Vince Staples is a cocky dude. Da’s wel het minste dat over de Californische rapper gezegd kan worden. Nadat hij eerder dit jaar een crowdfunding voor zijn pensioen gebruikte als promo voor zijn single ‘Get the fuck off my dick’, dropt hij nu uit het relatieve niets ‘FM!’. Een tweet een weekje op voorhand hier, een Instagrampost daar en de melding dat het een album was voor zijn grootste fan: zichzelf. Hier bij ons zweren we bij ‘steek je hoofd niet boven het maaiveld uit’, maar daar heeft Staples lak aan.
‘FM!’ is een logisch vervolg op zijn voorgaande albums. ‘Summertime ‘06’ was de doorbraak, doch miste achteraf gezien misschien wat focus. Het vorig jaar verschenen ‘Big fish theory’ bevestigde zijn plaats in de rapgame en liet zien dat Staples zijn kunsten duchtig aangescherpt had. Met ‘FM!’ brengt hij opnieuw een sterk staaltje muziek uit. Met de nadruk op staaltje. Iets meer dan 22 minuten telt het album, wat het meer een veredelde ep maakt. Van de elf nummers vinden we er ook twee terug die we moeilijk anders kunnen omschrijven dan skits van Earl Sweatshirt en Tyga, wel beiden met nieuwe rapbars.

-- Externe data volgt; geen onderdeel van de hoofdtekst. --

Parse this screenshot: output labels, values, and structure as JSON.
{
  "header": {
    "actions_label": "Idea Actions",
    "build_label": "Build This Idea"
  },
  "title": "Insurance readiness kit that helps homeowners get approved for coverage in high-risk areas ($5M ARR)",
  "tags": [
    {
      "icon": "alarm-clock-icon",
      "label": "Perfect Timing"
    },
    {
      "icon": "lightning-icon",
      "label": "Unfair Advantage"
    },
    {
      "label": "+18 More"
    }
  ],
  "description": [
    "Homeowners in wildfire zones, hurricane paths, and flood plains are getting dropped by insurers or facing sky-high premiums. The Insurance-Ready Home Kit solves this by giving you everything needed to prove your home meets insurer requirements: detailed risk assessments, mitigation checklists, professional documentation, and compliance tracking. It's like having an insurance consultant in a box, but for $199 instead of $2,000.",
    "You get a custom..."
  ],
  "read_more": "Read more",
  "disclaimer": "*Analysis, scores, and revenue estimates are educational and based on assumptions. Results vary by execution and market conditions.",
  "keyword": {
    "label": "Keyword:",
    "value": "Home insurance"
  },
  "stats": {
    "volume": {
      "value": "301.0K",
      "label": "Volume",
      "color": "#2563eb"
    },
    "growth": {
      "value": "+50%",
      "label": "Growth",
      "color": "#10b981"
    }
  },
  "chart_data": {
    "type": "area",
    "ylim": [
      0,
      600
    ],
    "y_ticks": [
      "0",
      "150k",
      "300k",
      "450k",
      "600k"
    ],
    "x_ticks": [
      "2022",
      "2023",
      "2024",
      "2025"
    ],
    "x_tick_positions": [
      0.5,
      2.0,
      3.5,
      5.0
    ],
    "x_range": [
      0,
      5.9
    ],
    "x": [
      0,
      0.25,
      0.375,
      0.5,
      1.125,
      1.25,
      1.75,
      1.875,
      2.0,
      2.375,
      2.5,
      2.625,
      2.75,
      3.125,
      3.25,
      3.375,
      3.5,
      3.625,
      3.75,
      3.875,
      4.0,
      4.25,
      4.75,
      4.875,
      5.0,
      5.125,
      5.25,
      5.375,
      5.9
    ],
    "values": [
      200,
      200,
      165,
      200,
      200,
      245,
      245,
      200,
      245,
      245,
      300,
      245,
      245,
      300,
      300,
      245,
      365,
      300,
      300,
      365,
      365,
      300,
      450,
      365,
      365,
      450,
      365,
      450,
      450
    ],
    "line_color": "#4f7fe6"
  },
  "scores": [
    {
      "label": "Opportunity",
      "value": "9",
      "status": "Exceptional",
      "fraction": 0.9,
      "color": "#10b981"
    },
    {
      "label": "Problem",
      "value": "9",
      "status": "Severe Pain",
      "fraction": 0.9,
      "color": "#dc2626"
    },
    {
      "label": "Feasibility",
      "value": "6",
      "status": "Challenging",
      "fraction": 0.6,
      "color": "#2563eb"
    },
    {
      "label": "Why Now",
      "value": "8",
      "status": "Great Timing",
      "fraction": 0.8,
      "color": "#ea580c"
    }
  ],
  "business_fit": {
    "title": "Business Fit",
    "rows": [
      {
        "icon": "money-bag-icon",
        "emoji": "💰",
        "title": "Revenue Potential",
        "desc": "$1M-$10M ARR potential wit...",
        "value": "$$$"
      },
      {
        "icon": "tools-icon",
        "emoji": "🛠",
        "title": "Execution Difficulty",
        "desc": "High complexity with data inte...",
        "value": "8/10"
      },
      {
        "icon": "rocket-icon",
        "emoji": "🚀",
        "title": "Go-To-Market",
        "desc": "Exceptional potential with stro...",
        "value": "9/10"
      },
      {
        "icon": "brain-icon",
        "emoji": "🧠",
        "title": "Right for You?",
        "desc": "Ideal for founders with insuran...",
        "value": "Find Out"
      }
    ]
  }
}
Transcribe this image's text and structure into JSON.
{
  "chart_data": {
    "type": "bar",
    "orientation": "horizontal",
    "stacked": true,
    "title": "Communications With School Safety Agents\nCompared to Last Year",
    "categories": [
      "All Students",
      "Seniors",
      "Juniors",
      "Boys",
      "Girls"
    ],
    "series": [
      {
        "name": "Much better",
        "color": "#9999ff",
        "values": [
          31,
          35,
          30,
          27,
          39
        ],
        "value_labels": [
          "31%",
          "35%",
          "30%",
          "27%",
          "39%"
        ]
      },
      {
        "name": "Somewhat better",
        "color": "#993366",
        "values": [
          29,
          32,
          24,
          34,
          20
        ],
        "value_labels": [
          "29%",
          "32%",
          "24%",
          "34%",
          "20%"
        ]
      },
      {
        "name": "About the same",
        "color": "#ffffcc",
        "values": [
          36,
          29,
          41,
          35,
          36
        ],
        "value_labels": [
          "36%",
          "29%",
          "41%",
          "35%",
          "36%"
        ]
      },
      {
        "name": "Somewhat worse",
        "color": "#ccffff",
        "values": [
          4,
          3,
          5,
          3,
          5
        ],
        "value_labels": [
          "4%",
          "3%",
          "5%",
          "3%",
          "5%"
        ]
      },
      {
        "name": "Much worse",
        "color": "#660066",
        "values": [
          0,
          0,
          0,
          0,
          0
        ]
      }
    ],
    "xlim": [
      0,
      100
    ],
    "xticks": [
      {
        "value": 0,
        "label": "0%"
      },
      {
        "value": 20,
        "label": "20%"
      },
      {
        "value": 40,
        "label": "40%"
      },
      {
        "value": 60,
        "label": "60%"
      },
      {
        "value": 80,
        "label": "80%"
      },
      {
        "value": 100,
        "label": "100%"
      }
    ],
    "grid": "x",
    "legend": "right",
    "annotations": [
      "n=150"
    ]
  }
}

Een serieus tempo dus dat Staples aan de dag moet leggen. Zijn flow is er uitermate geschikt voor. ‘Feels like summer’ is een schoolvoorbeeld van hoe hij werkt: een monotone, simpele beat die als grondlaag dient, waarover Staples steeds weer onze aandacht weet vast te houden met zijn snedige raps. Tel daarbij nog eens een fijne hook, in dit geval eentje van de stembanden van Ty Dolla Sign en hupsakee, daar heb je het succesrecept.
Hapklare rapliedjes is niet het enige waar Staples zich in specialiseert. In minder dan een halfuurtje pompt hij enorm veel verschillende klanken en bars door de speakers. Staples heeft slechts één versnelling en dat is vooruit met de geit. Van het anthemachtige ‘Don’t get chipped’ tot ‘No bleedin’, waar zijn kruissnelheid prachtig werkt naast Kamaiyah. Ook zijn eeuwige liefde voor zijn heimat, North Long Beach California, is hier weer erg aanwezig. De dualiteit van de nooit eindigende zomer en het altijd woekerende vuurwapengeweld is een immer wederkerend thema.
Iets wat Kenny Beats, die de productie in handen nam, goed snapt. Waar de kritiek op hiphop dezer dagen al te vaak is dat de teksten er niet meer toe doen en enkel de flows nog tellen, snoert dit duo iedereen hardhandig de mond. Staples weet als geen ander gitzwarte, sardonische teksten te brengen met een zodanige flow dat het haast vrolijk lijkt. Dat Kenny Beats dat contrast nog meer weet uit te rekken met zijn beats die uitnodigen tot het placeren van danspasjes, maakt het des te indrukwekkender.
Ondanks de geringe lengte van ‘FM!’ is het wel een essentieel album in de carrière van Staples. In de verte doet het wat denken aan ‘Yeezus’ van Kanye West. Niet geluidstechnisch, maar beide albums hebben dat ‘last minute onafgewerkt’ gevoel. Van ‘Yeezus’ is geweten dat West in laatste instantie zijn raps opnam, wat het geheel een soort baldadig indie-gevoel meegaf. Hetzelfde kan gezegd worden van ‘FM!’, met de vele radioskits waarbij we onze tanden voorzichtig bloot lachen. En dan tellen we de op Greenday hun ‘Dookie’ geïnspireerde cover niet eens mee. Splinterbom van jewelste levert Staples weer af. Spijtig dat het zo rap gepasseerd is.